Is it then any wonder that our children turn to us, as mine have done to me, and asked us why on earth, with all the other demands on their academic time, should they learn to master a foreign language? Bluster as I may, my boys know full well that I have been travelling around the world all my life, stumbled through more than 100 countries and that the only time I was truly lost for intelligible words was on a housing estate in the Gorbals. English, a smattering of schoolboy French and childhood Spanish have always seemed to see me through elsewhere.

But, I can hear you say, it’s always a pleasure to speak to someone in their own language. True, but consider for a moment that there are roughly 6,900 living languages in the world. Europe alone has 234 languages spoken on a daily basis. So, even if I spoke my French and Spanish like a native of somewhere other than Cranbrook, I’d only be able to speak to a small minority of my fellow-Europeans in their mother tongues. And that’s before I’d so much as set foot in the Middle East, Africa and Asia.

So why on earth bother to have our children learn a language? And if we are bothering, how do we convince them it’s worthwhile?
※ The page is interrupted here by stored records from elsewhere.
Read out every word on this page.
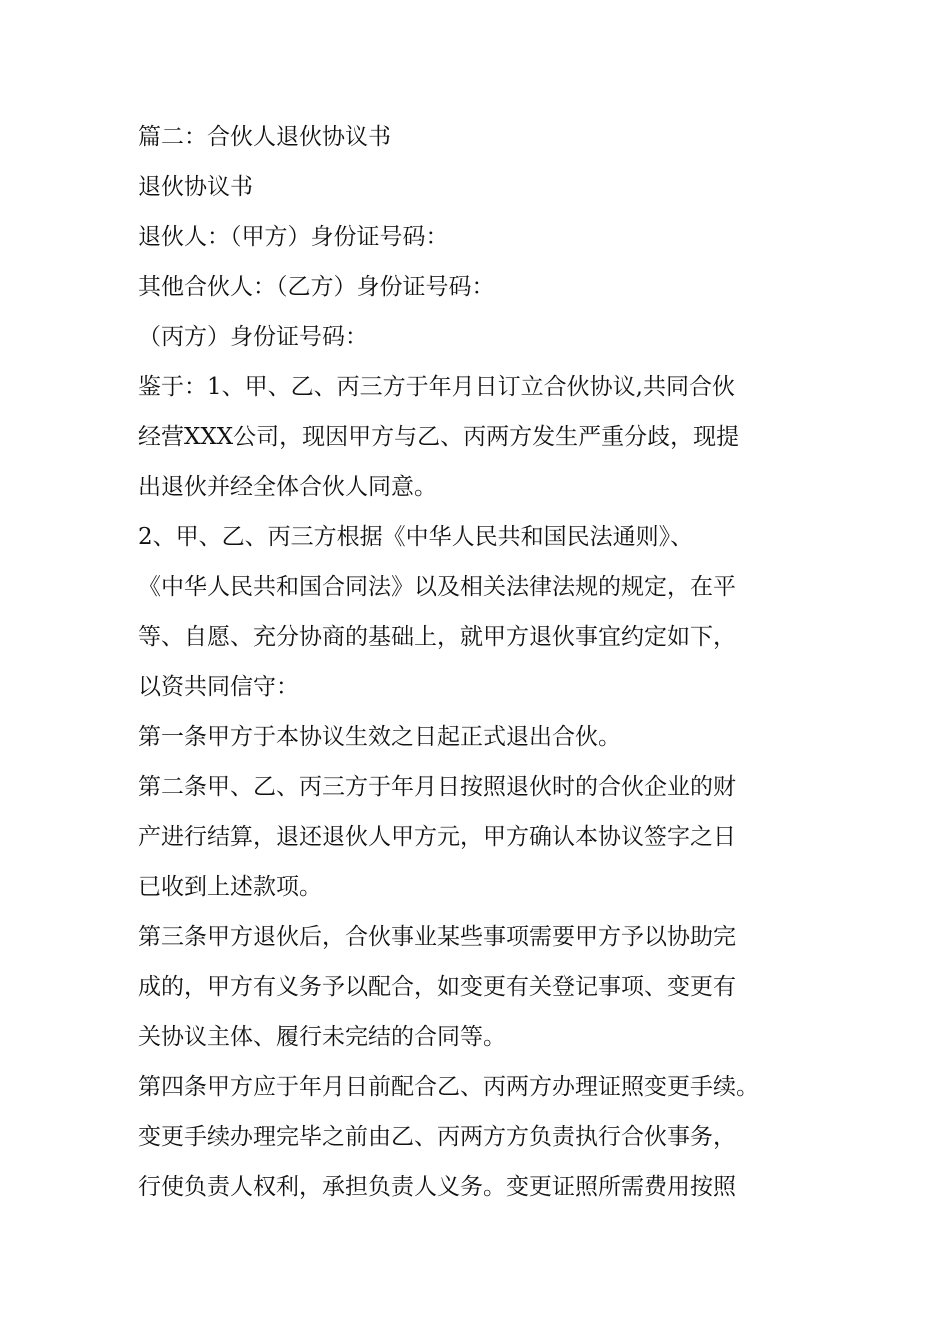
篇二：合伙人退伙协议书
退伙协议书
退伙人：（甲方）身份证号码：
其他合伙人：（乙方）身份证号码：
（丙方）身份证号码：
鉴于：1、甲、乙、丙三方于年月日订立合伙协议,共同合伙
经营XXX公司，现因甲方与乙、丙两方发生严重分歧，现提
出退伙并经全体合伙人同意。
2、甲、乙、丙三方根据《中华人民共和国民法通则》、
《中华人民共和国合同法》以及相关法律法规的规定，在平
等、自愿、充分协商的基础上，就甲方退伙事宜约定如下，
以资共同信守：
第一条甲方于本协议生效之日起正式退出合伙。
第二条甲、乙、丙三方于年月日按照退伙时的合伙企业的财
产进行结算，退还退伙人甲方元，甲方确认本协议签字之日
已收到上述款项。
第三条甲方退伙后，合伙事业某些事项需要甲方予以协助完
成的，甲方有义务予以配合，如变更有关登记事项、变更有
关协议主体、履行未完结的合同等。
第四条甲方应于年月日前配合乙、丙两方办理证照变更手续。
变更手续办理完毕之前由乙、丙两方方负责执行合伙事务，
行使负责人权利，承担负责人义务。变更证照所需费用按照
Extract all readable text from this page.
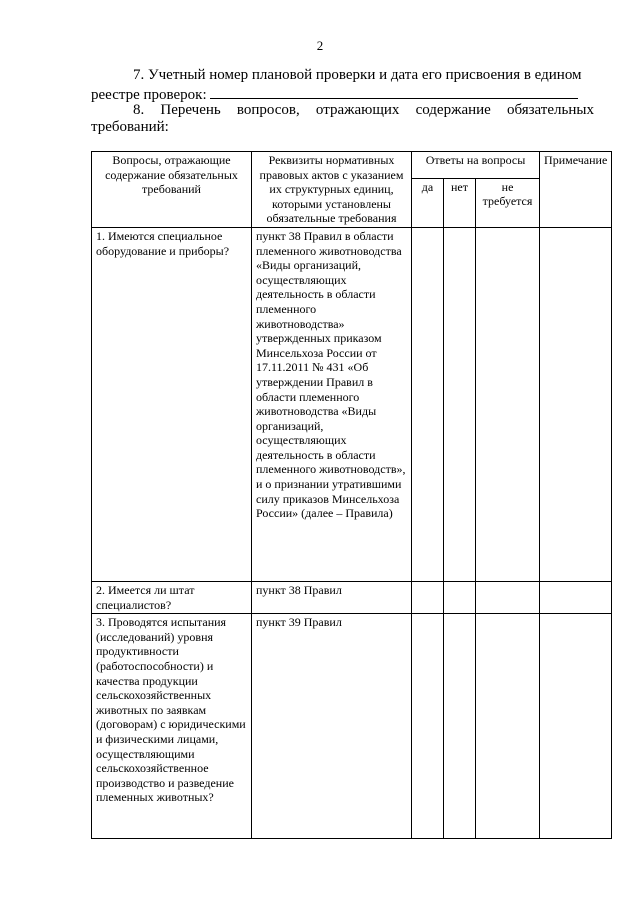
2
7. Учетный номер плановой проверки и дата его присвоения в едином
реестре проверок:
8. Перечень вопросов, отражающих содержание обязательных
требований:
Вопросы, отражающие содержание обязательных требований	Реквизиты нормативных правовых актов с указанием их структурных единиц, которыми установлены обязательные требования	Ответы на вопросы			Примечание
		да	нет	не требуется	
1. Имеются специальное оборудование и приборы?	пункт 38 Правил в области племенного животноводства «Виды организаций, осуществляющих деятельность в области племенного животноводства» утвержденных приказом Минсельхоза России от 17.11.2011 № 431 «Об утверждении Правил в области племенного животноводства «Виды организаций, осуществляющих деятельность в области племенного животноводств», и о признании утратившими силу приказов Минсельхоза России» (далее – Правила)				
2. Имеется ли штат специалистов?	пункт 38 Правил				
3. Проводятся испытания (исследований) уровня продуктивности (работоспособности) и качества продукции сельскохозяйственных животных по заявкам (договорам) с юридическими и физическими лицами, осуществляющими сельскохозяйственное производство и разведение племенных животных?	пункт 39 Правил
One pretty convincing argument is that it’s not just about being able to order a crêpe on the terrace of the Hotel Magnifique without causing an international incident, it’s about enriching one’s own life by more deeply understanding and appreciating the lives of others.

“The ability to speak a foreign language is academically challenging as well as opening your eyes to new cultures and countries,” says Shirley Westwood, Head of Modern Languages at Dulwich Prep near Cranbrook. “At Dulwich we start learning French from Reception and the emphasis throughout the school is on speaking and listening skills – and fun.

“We begin with stories and songs for the younger children,” she says. “In Year 6, there is a cultural trip to Paris for three days. Year 7 enjoy a week in a French château in Normandy over the Easter holidays, which includes activities such as canoeing and fencing. All the instructors speak French throughout. This total immersion approach reaps great rewards – the children don’t realise they are learning while they are having so much fun.

“A treasure hunt with French clues and French supper was a recent evening activity for the boarders. The children ran a French café at a recent open morning. Every year, Théâtre sans Frontiàres run a workshop for Upper School children who join in with the performance.”

There is also a strong department of language teachers, many for whom French is their mother tongue. Children in Years 7 & 8 can also learn Spanish. In the past there have been trips to Barcelona, as well as visits to London to view Spanish art and culture.

Sophie Carnell, Head of Modern Languages at Saint Ronan’s, near Hawkhurst, also sees the value of mastering a language as being well beyond providing the ability to get by on holiday. “Surely the focus of communication is to open up both speakers’ culture and language,” she says. “Otherwise it’s merely a closed-minded monologue.

“At Saint Ronan’s we want children to be citizens of the world. They need to understand that people in foreign countries see things differently. By examining the ‘other’ way, children can more easily understand our own peculiar ways of talking and behaving.” Says Sophie, “Language is about so much more than words – if it was just about words then we probably could get by with English and Google translate.

“To do this, however, would miss the joy of transporting a class, for 35 precious minutes a day, to the banks of the Loire or the harbour of Marseille, children singing and playing, acting out parts in a classroom just as they would in the playground. The learning is considerable and long-lasting and creates a love of a country that they might never have visited.

“Languages are keys that unlock new worlds, they empower and earn respect,” she says. “Languages are so much more than a means to business success or enhanced employment prospects, they are at the heart of what real education should be and they need to be celebrated as such.”

So English may now be the world lingua franca and one may get by on most continents but the heart of the matter is that the ability to order crêpes with confidence really is largely irrelevant when it comes to the pros and cons of learning a language. The real reason to learn is that it unlocks another world of which you otherwise would remain ignorant. No one can truly understand another culture unless they understand something of the language of that culture.

And in a world where understanding is in woefully short supply, this cannot but be an excellent thing.